Crane told The New York Times he simply wanted to see Republicans move in a different direction.
He also told the newspaper that he declined Trump's personal push to secure support for McCarthy.
Before now-Rep. Eli Crane had even been sworn into Congress, he received a call from former President Donald Trump asking him to back Rep. Kevin McCarthy of California to become the next House speaker.
But the newly-elected Arizona Republican, who believed that McCarthy represented the brand of establishment politics that his voters sent him to Washington, DC to reject, turned down the former president's entreaties.
"Sir, I'm sorry, we love you out in Arizona, but I've been listening to my voters," Crane told Trump, per the lawmaker's recent interview with The New York Times.
After a five-day process and 15 rounds of balloting in which McCarthy was opposed by an array of conservative lawmakers who wanted to see the House GOP Conference move forward in a different direction, the Californian broke through and won the speakership vote 216-212 over Democratic leader Hakeem Jeffries of New York.
Crane told The Times that he had not sought a specific committee assignment nor was he looking for attention by holding out in casting a vote in favor of McCarthy.
In the first 14 ballots, Crane supported conservative alternatives to McCarthy before voting "present" in the 15th and final ballot.

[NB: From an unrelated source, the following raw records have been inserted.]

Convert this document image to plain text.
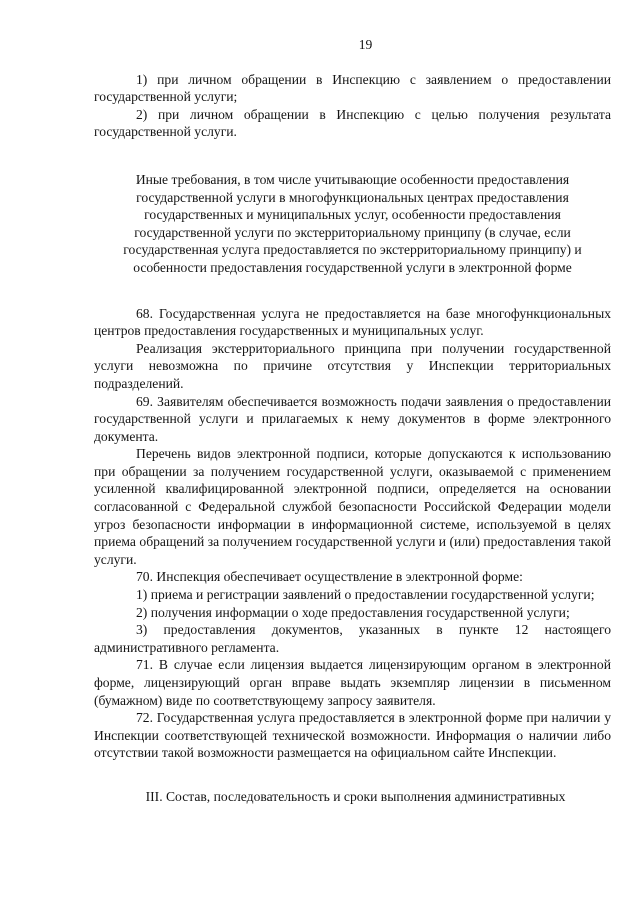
19

1) при личном обращении в Инспекцию с заявлением о предоставлении государственной услуги;

2) при личном обращении в Инспекцию с целью получения результата государственной услуги.

Иные требования, в том числе учитывающие особенности предоставления государственной услуги в многофункциональных центрах предоставления государственных и муниципальных услуг, особенности предоставления государственной услуги по экстерриториальному принципу (в случае, если государственная услуга предоставляется по экстерриториальному принципу) и особенности предоставления государственной услуги в электронной форме

68. Государственная услуга не предоставляется на базе многофункциональных центров предоставления государственных и муниципальных услуг.

Реализация экстерриториального принципа при получении государственной услуги невозможна по причине отсутствия у Инспекции территориальных подразделений.

69. Заявителям обеспечивается возможность подачи заявления о предоставлении государственной услуги и прилагаемых к нему документов в форме электронного документа.

Перечень видов электронной подписи, которые допускаются к использованию при обращении за получением государственной услуги, оказываемой с применением усиленной квалифицированной электронной подписи, определяется на основании согласованной с Федеральной службой безопасности Российской Федерации модели угроз безопасности информации в информационной системе, используемой в целях приема обращений за получением государственной услуги и (или) предоставления такой услуги.

70. Инспекция обеспечивает осуществление в электронной форме:

1) приема и регистрации заявлений о предоставлении государственной услуги;

2) получения информации о ходе предоставления государственной услуги;

3) предоставления документов, указанных в пункте 12 настоящего административного регламента.

71. В случае если лицензия выдается лицензирующим органом в электронной форме, лицензирующий орган вправе выдать экземпляр лицензии в письменном (бумажном) виде по соответствующему запросу заявителя.

72. Государственная услуга предоставляется в электронной форме при наличии у Инспекции соответствующей технической возможности. Информация о наличии либо отсутствии такой возможности размещается на официальном сайте Инспекции.

III. Состав, последовательность и сроки выполнения административных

"I did not want to come up here and be a representative who heard what my voters said and came up here and caved to the pressure," Crane said. "I didn't want anything, other than to do what I was sent here to do."
As the days went on, the congressman remarked on the intense pressure from fellow Republicans to end the voting process and coalesce around McCarthy as speaker.
"Everybody was pressuring," Crane told the Times, adding that "the pressure just kept escalating" once the initial group of roughly 20 holdouts was whittled down to just a few members.
Crane told the newspaper that he'd like to serve on the Foreign Affairs, Homeland Security, and Natural Resources Committees, but felt that he could be shut out due to his speakership vote.
"I expect it," Crane said, despite McCarthy's assurances that members would not receive any internal blowback for their votes.
"We'll see what happens. I might wind up in the broom closet," he added.